Device and method for reducing quantization noise in a time domain decoder {DEVICE AND METHOD FOR REDUCING QUANTIZATION NOISE IN A TIME-DOMAIN DECODER}

본 개시는 음향 처리의 분야에 관한 것이다. 보다 상세하게는, 본 개시는 음향 신호에 있어서 양자화 잡음을 감소시키는 것에 관한 것이다.The present disclosure relates to the field of sound processing. More particularly, the present disclosure relates to reducing quantization noise in acoustic signals.

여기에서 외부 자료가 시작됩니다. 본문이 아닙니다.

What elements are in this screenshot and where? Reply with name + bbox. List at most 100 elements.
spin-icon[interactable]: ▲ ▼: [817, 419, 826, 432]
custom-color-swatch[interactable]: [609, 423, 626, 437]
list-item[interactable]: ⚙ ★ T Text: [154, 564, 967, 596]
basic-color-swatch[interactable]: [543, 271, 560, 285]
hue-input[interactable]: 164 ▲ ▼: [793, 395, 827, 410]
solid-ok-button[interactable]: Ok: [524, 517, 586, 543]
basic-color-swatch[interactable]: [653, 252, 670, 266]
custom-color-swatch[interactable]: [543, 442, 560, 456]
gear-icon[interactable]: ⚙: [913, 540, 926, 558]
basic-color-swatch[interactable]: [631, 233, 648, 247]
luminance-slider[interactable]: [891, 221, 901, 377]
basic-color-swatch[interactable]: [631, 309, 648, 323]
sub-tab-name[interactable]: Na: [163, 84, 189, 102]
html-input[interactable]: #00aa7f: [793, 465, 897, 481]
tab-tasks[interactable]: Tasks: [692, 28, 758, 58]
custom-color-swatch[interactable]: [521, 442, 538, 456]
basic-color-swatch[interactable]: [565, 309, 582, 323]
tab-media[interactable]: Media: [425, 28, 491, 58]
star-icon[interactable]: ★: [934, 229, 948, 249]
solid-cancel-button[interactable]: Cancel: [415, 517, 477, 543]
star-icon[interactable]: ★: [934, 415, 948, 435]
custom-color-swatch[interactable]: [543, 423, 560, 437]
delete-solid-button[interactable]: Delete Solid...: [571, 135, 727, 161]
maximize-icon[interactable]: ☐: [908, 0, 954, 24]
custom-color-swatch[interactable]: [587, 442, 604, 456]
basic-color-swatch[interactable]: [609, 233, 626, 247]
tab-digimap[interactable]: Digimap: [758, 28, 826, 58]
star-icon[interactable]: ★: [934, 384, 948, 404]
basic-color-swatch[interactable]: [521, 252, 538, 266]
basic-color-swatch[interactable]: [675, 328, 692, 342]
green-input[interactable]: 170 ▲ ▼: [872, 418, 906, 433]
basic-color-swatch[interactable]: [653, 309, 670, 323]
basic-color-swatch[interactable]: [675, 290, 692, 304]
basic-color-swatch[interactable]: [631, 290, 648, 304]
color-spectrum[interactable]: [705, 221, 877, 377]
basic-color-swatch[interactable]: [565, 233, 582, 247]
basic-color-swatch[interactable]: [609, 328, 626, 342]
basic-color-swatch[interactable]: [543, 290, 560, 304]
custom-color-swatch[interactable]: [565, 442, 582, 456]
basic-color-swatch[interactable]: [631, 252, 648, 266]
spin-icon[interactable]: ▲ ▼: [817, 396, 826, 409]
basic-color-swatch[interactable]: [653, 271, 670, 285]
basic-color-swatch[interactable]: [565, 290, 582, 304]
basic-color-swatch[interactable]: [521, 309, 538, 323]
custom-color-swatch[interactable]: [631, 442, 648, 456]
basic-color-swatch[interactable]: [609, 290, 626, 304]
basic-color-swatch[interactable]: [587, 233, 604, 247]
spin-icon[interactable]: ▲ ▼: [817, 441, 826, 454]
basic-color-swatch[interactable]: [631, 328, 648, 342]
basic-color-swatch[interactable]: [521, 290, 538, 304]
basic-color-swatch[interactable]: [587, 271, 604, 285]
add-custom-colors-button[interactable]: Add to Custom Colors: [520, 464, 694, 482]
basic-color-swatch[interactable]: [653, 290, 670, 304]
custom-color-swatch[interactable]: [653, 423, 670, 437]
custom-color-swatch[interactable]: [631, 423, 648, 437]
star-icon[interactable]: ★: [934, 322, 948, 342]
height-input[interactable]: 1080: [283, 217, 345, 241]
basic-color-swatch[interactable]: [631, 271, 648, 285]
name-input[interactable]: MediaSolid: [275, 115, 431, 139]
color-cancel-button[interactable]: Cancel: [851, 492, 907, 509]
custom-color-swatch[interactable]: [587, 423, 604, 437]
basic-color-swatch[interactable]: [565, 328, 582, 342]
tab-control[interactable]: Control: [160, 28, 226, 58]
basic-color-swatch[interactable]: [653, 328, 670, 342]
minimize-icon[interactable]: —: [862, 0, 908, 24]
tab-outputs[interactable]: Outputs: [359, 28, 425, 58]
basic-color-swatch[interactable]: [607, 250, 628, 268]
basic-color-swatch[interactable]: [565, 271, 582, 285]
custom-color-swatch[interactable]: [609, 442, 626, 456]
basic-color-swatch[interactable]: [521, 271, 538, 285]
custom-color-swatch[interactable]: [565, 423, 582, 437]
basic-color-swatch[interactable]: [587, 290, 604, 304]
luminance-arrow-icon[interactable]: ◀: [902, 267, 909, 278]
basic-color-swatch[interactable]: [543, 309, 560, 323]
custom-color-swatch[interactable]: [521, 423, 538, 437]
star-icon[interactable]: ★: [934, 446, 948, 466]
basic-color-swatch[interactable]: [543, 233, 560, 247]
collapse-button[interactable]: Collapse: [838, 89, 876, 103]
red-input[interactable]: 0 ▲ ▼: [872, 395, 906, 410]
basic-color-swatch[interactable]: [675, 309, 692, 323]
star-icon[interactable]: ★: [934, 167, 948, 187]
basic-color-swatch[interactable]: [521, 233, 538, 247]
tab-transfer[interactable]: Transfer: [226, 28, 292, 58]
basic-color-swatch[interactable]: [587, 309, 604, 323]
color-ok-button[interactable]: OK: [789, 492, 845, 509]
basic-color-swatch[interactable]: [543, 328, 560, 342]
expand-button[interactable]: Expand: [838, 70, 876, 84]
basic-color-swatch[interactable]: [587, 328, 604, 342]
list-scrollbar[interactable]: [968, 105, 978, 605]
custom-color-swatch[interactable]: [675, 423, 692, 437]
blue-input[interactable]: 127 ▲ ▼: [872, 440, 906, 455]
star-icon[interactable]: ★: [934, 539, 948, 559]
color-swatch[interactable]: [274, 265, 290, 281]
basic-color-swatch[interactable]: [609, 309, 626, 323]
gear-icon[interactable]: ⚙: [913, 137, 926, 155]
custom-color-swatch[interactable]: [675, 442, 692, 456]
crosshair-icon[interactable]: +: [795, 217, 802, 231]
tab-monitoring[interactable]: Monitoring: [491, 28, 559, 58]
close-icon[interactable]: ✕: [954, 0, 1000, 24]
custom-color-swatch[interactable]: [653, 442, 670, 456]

최근의 대화형 코덱들(convensational codecs)은 대략 8kbps의 비트레이트(bitrate)에서 깨끗한 음성(clean speech) 신호를 아주 양호한 품질로 나타내고 16kbps의 비트레이트에서 거의 투명(transparency)하게 된다. 낮은 비트레이트에서 이러한 높은 음성 품질을 유지하기 위해 멀티 모달 코딩 기법(multi-modal coding scheme)이 일반적으로 이용된다. 통상적으로 입력 신호는 그의 특성을 반영하는 서로 다른 카테고리들로 나뉜다. 그 서로 다른 카테고리들은 예를 들어, 유성 음성(voiced speech), 무성 음성(unvoiced speech), 유성 온셋(voiced onset), 등을 포함한다. 그 다음 그 코덱은 이들 카테고리들에 대해 최적화된 서로 다른 코딩 모드들을 이용한다.Recent conversational codecs produce a clean speech signal with very good quality at a bitrate of approximately 8 kbps and become almost transparent at a bit rate of 16 kbps. In order to maintain such high voice quality at a low bit rate, a multi-modal coding scheme is generally used. Typically, the input signal is divided into different categories that reflect its characteristics. The different categories include, for example, voiced speech, unvoiced speech, voiced onset, and the like. The codec then uses different coding modes optimized for these categories.

음성 모델 기반 코덱들(speech-model based codecs)은 통상적으로 일반적인 오디오 신호들(generic audio signals), 예를 들어 음악을 잘 렌더링하지 못한다. 그 결과, 일부 이용되는 음성 코덱들은 음악을, 특히 낮은 비트레이트에서, 양호한 품질로 나타내지 못한다. 코덱이 채용되면, 인코더를 수정하기가 어려운데, 이는 비트스트림(bitstream)이 표준화되고 그 비트스트림에 대한 임의 수정이 그 코덱의 연동성(interoperability)을 깨트린다는 사실 때문이다.Speech-model based codecs typically do not render generic audio signals, for example music well. As a result, some of the used voice codecs do not present music with good quality, especially at low bit rates. When a codec is employed, it is difficult to modify the encoder, due to the fact that the bitstream is standardized and any modification to the bitstream breaks the interoperability of the codec.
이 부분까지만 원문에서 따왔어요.